Together We’re Better

Immigraiton Moral Issue

Photo by Jamie Longazel

by Iga Torres

On August 7th, 600 Immigration and Custom Enforcement (ICE) agents raided seven Mississippi meat processing plants. Around 680 workers were taken into custody to be processed for immigration violations. As details emerged, we learned that many of the detainee’s children, who were at their first day of school, would return home to an empty house.

For me, the raids bring up a whole set of feelings and emotions, which are even more intense considering the raid came days after a mass shooting in El Paso, an event motivated by anti-immigrant and nationalist ideology. As someone with Latinx family and blood, I see my own family and myself in those detained and killed. I imagine myself as a child crying because my parents were taken while I was at school. It’s easy to put myself in those shoes, and most times I do it unconsciously.

These arrests – and the shooting, for that matter – targeted people who are doing exactly what our American culture has demanded of those seeking a life here. We’re talking about people who are integral members of their communities. And the idea that they are stealing jobs is old propaganda. These meat factories still had a “We’re Hiring” sign out front. Clearly, the management are desperate for workers, a need that is not being filled by current residents. The idea that people “here first” somehow have claim to exist over people who came later is childish logic and has no place in our society.

What many people forget are the circumstances that brought many of these workers to this country in the first place. The U.S. government spent decades in Latin American, purposefully destabilizing them. Only to have U.S. companies swoop in and take advantage of the ensuing desperation. Ordinary working class people were forced out of their homes as global economic elites pursued more profit. The same elites who are forcing our friends and neighbors here to work two or three jobs just to make rent – hell, they’re even kicking many of us out of our homes because rent is so high and wages are so low.

Profit-hungry employers are desperate to hire the cheapest labor they can find. In the case of meatpacking, the work is not only low wage, but also extremely dangerous. Yet without the workers to prepare, cut, and package the meats, we’d have to say goodbye to the frozen meals, prepared meal services, and even fresh meats in our deli aisle. Our way of life requires these workers. Exploitation is built into the system.

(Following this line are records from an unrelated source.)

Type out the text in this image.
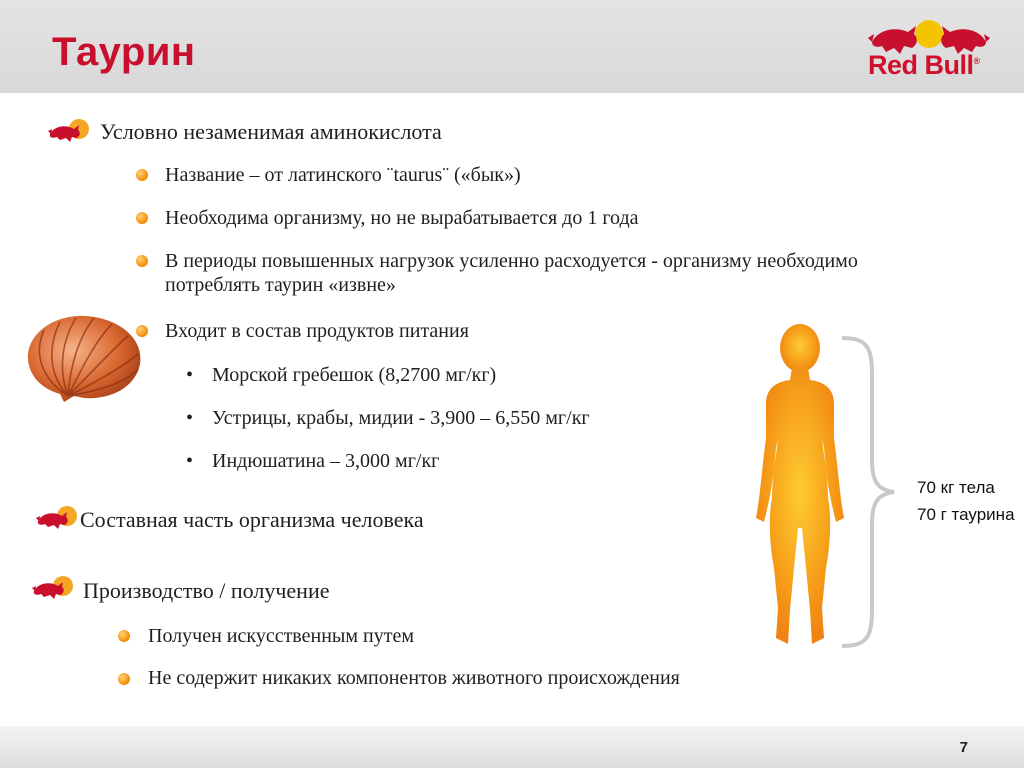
Таурин	Red Bull®
Условно незаменимая аминокислота
Название – от латинского ¨taurus¨ («бык»)
Необходима организму, но не вырабатывается до 1 года
В периоды повышенных нагрузок усиленно расходуется - организму необходимо потреблять таурин «извне»
Входит в состав продуктов питания
• Морской гребешок (8,2700 мг/кг)
• Устрицы, крабы, мидии - 3,900 – 6,550 мг/кг
• Индюшатина – 3,000 мг/кг
Составная часть организма человека
Производство / получение
Получен искусственным путем
Не содержит никаких компонентов животного происхождения
70 кг тела
70 г таурина
7
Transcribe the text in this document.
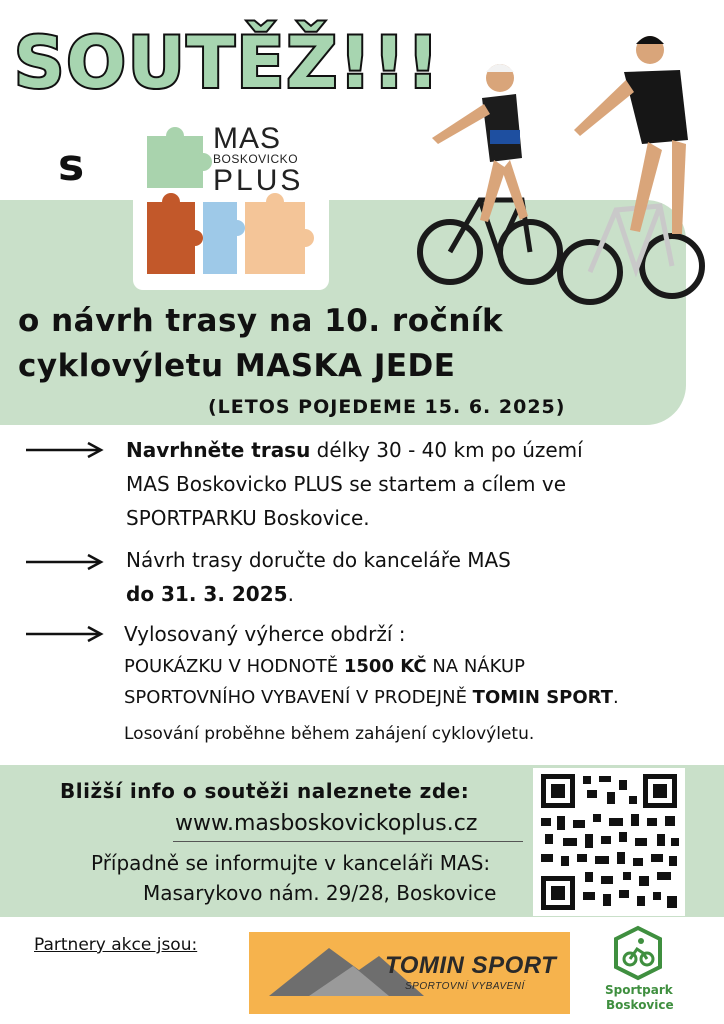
SOUTĚŽ!!!
s
MAS
BOSKOVICKO
PLUS
o návrh trasy na 10. ročník
cyklovýletu MASKA JEDE
(LETOS POJEDEME 15. 6. 2025)
Navrhněte trasu délky 30 - 40 km po území
MAS Boskovicko PLUS se startem a cílem ve
SPORTPARKU Boskovice.
Návrh trasy doručte do kanceláře MAS
do 31. 3. 2025.
Vylosovaný výherce obdrží :
POUKÁZKU V HODNOTĚ 1500 KČ NA NÁKUP
SPORTOVNÍHO VYBAVENÍ V PRODEJNĚ TOMIN SPORT.
Losování proběhne během zahájení cyklovýletu.
Bližší info o soutěži naleznete zde:
www.masboskovickoplus.cz
Případně se informujte v kanceláři MAS:
Masarykovo nám. 29/28, Boskovice
Partnery akce jsou:
TOMIN SPORT
SPORTOVNÍ VYBAVENÍ	Sportpark
Boskovice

The meatpacking workers in Mississippi are not much different from the meatpacking workers here in Pennsylvania. These people are working hard jobs and spending the little money they make in our communities. They pay for housing, they pay for food, they pay for schools and water and sewer and roads and health care for the elderly. People without documentation even pay into social security and pay taxes, yet are ineligible to receive benefits from nearly all public programs.

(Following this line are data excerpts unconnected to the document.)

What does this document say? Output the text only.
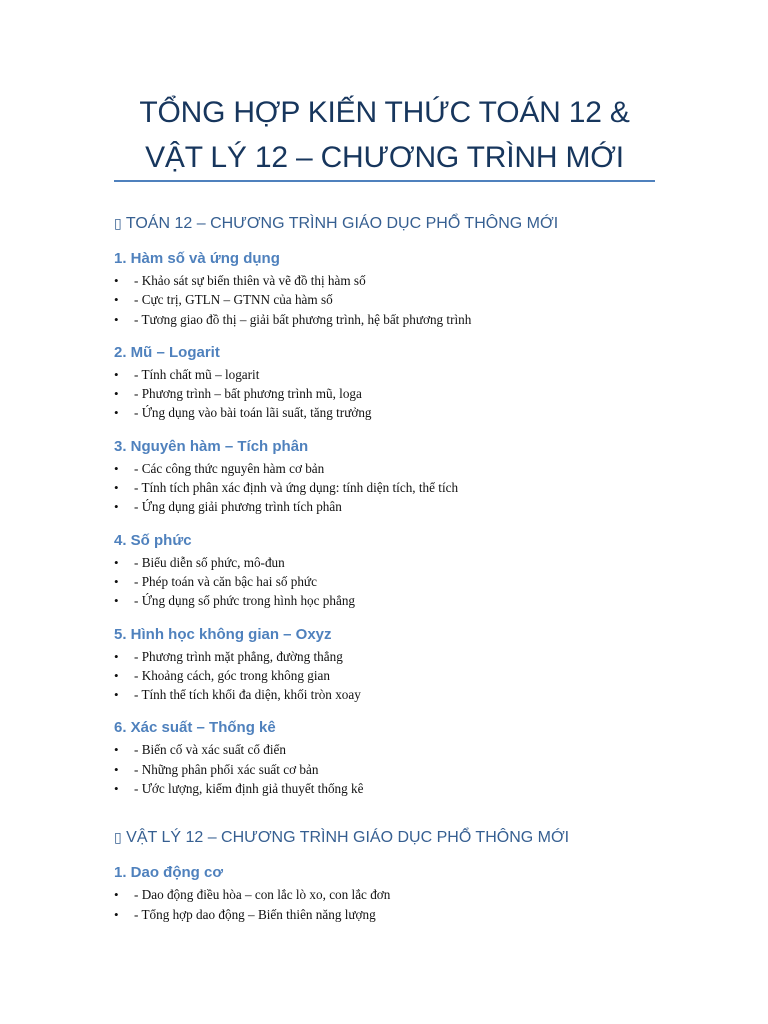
TỔNG HỢP KIẾN THỨC TOÁN 12 & VẬT LÝ 12 – CHƯƠNG TRÌNH MỚI
▯ TOÁN 12 – CHƯƠNG TRÌNH GIÁO DỤC PHỔ THÔNG MỚI
1. Hàm số và ứng dụng
• - Khảo sát sự biến thiên và vẽ đồ thị hàm số
• - Cực trị, GTLN – GTNN của hàm số
• - Tương giao đồ thị – giải bất phương trình, hệ bất phương trình
2. Mũ – Logarit
• - Tính chất mũ – logarit
• - Phương trình – bất phương trình mũ, loga
• - Ứng dụng vào bài toán lãi suất, tăng trưởng
3. Nguyên hàm – Tích phân
• - Các công thức nguyên hàm cơ bản
• - Tính tích phân xác định và ứng dụng: tính diện tích, thể tích
• - Ứng dụng giải phương trình tích phân
4. Số phức
• - Biểu diễn số phức, mô-đun
• - Phép toán và căn bậc hai số phức
• - Ứng dụng số phức trong hình học phẳng
5. Hình học không gian – Oxyz
• - Phương trình mặt phẳng, đường thẳng
• - Khoảng cách, góc trong không gian
• - Tính thể tích khối đa diện, khối tròn xoay
6. Xác suất – Thống kê
• - Biến cố và xác suất cổ điển
• - Những phân phối xác suất cơ bản
• - Ước lượng, kiểm định giả thuyết thống kê
▯ VẬT LÝ 12 – CHƯƠNG TRÌNH GIÁO DỤC PHỔ THÔNG MỚI
1. Dao động cơ
• - Dao động điều hòa – con lắc lò xo, con lắc đơn
• - Tổng hợp dao động – Biến thiên năng lượng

And yet, people still continue to fixate on the fact that they came here “illegally”.

That fixation is ahistorical. And, frankly, foolish, when we consider that these claims are being made by people living on stolen land. When people say their ancestors “did it the right way,” they are forgetting that, prior to the 1920s, almost any boat from Europe that arrived on the coast was allowed entry, so long as no one was sick. The people coming in were considered Americans and contributed to the fabric of the country. They built houses and towns and helped bring about labor laws like the 40-hour work week and workplace safety. The immigrants of yesterday did what the immigrants of today do: they improve our communities and lives.

When we point fingers at and criminalize certain groups, we are playing into the hands of the economic elite. We need to remember that we are not in war with each other, and that working class people only have power when we unify. Today, Latinx folks are targeted, but tomorrow it might be someone else. One day, these uniforms might come knocking on your door or workplace and jail you, not for any crime you’ve committed, but because your subordination serves their interests.

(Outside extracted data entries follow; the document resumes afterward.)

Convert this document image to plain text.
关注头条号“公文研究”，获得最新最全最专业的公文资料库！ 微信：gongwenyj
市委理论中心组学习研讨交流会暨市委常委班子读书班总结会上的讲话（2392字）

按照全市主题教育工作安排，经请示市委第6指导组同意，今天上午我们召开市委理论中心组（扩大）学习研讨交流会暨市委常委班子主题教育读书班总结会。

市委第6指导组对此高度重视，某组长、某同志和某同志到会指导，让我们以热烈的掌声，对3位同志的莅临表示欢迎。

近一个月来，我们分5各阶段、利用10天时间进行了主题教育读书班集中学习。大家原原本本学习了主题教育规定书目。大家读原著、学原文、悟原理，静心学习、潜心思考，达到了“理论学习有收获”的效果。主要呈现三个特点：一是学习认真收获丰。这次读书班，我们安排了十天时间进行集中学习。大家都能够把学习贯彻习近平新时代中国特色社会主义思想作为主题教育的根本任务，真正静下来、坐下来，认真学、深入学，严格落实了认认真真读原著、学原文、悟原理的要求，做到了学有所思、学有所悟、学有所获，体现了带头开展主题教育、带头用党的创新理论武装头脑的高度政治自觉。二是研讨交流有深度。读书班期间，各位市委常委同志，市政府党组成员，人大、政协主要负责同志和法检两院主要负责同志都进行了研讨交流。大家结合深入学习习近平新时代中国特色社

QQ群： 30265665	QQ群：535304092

Take a moment to think about the situation. You are at work, you are detained, your child gets sent home without an adult in the house, terrified about their future. Don’t think about status, don’t think about race. Just think about how you would feel in that situation.

We pretend to see lines that are artificially there. Race, citizenship, legalities, etc. But in the end, we are all workers being forced into all sorts of undesirable working conditions at the whims of the rich. We do it because we need money to live, and the rich know this. Instead of fighting with other low wage workers, thinking that somehow, our wages would increase if they were eliminated from the workforce, let’s work together to make wages and work conditions better for everyone.

When we come together, we all win.


Iga Torres is a Wilkes-Barre resident and member of the Northeastern Pennsylvania chapter of the Democratic Socialists of America.